Taylor tells WMDT the city had COVID dollars to spend in years past- without that he says a more solid vision is needed- to keep the budget balanced- as those wages will only grow- with or without the revenue to back them.
“We’ve had a union negotiation, you know, a 2% raise in the payroll of the city is a 750,000 conversation, so just that alone would take $75 million of assessments just to break even,” he said.

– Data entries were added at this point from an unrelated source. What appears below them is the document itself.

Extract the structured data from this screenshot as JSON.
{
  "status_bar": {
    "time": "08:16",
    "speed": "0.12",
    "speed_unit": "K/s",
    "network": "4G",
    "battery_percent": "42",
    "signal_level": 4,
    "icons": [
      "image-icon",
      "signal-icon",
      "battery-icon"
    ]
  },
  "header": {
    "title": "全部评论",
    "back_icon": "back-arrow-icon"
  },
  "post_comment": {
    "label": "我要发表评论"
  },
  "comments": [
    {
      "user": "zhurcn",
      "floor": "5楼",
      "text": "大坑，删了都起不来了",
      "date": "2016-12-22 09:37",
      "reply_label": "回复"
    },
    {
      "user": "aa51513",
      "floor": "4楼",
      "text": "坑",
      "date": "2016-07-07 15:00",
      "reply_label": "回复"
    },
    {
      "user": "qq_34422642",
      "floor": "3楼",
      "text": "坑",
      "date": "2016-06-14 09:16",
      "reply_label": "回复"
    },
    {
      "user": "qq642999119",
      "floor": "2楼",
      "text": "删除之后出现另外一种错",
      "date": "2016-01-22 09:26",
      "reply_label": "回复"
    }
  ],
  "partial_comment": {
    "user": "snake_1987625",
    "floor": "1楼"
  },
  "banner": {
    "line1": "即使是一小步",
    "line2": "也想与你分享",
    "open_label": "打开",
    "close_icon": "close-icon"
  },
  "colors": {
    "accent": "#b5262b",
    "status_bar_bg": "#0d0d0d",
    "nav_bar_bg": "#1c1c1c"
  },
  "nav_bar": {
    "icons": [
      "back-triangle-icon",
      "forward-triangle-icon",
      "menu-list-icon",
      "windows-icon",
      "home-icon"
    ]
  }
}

He says he is also looking to unwind parts of Salisbury’s Vision Zero commitments, shifting more focus on traditional car transport in the city.
Taylor says the way he really hopes people notice his tenure; quality-of-life improvements.
“I hope it’s in little things like pruning at the park, lighting at the park, lighting on their streets, curbs and gutters that get repaired. And we’re working on those making those less. We’ve got files of people that have been backlogged for a while that haven’t gotten the attention they deserve,” Taylor said.
Taylor looking at the next 100 days – he plans to continue supporting small businesses in downtown and across the area with more events utilizing the inland spaces and approaching good weather, including soon-to-be-completed Unity Square.
He says the latest example will be Music on Main; where artists are encouraged to be in downtown throughout the week to help build that positive atmosphere.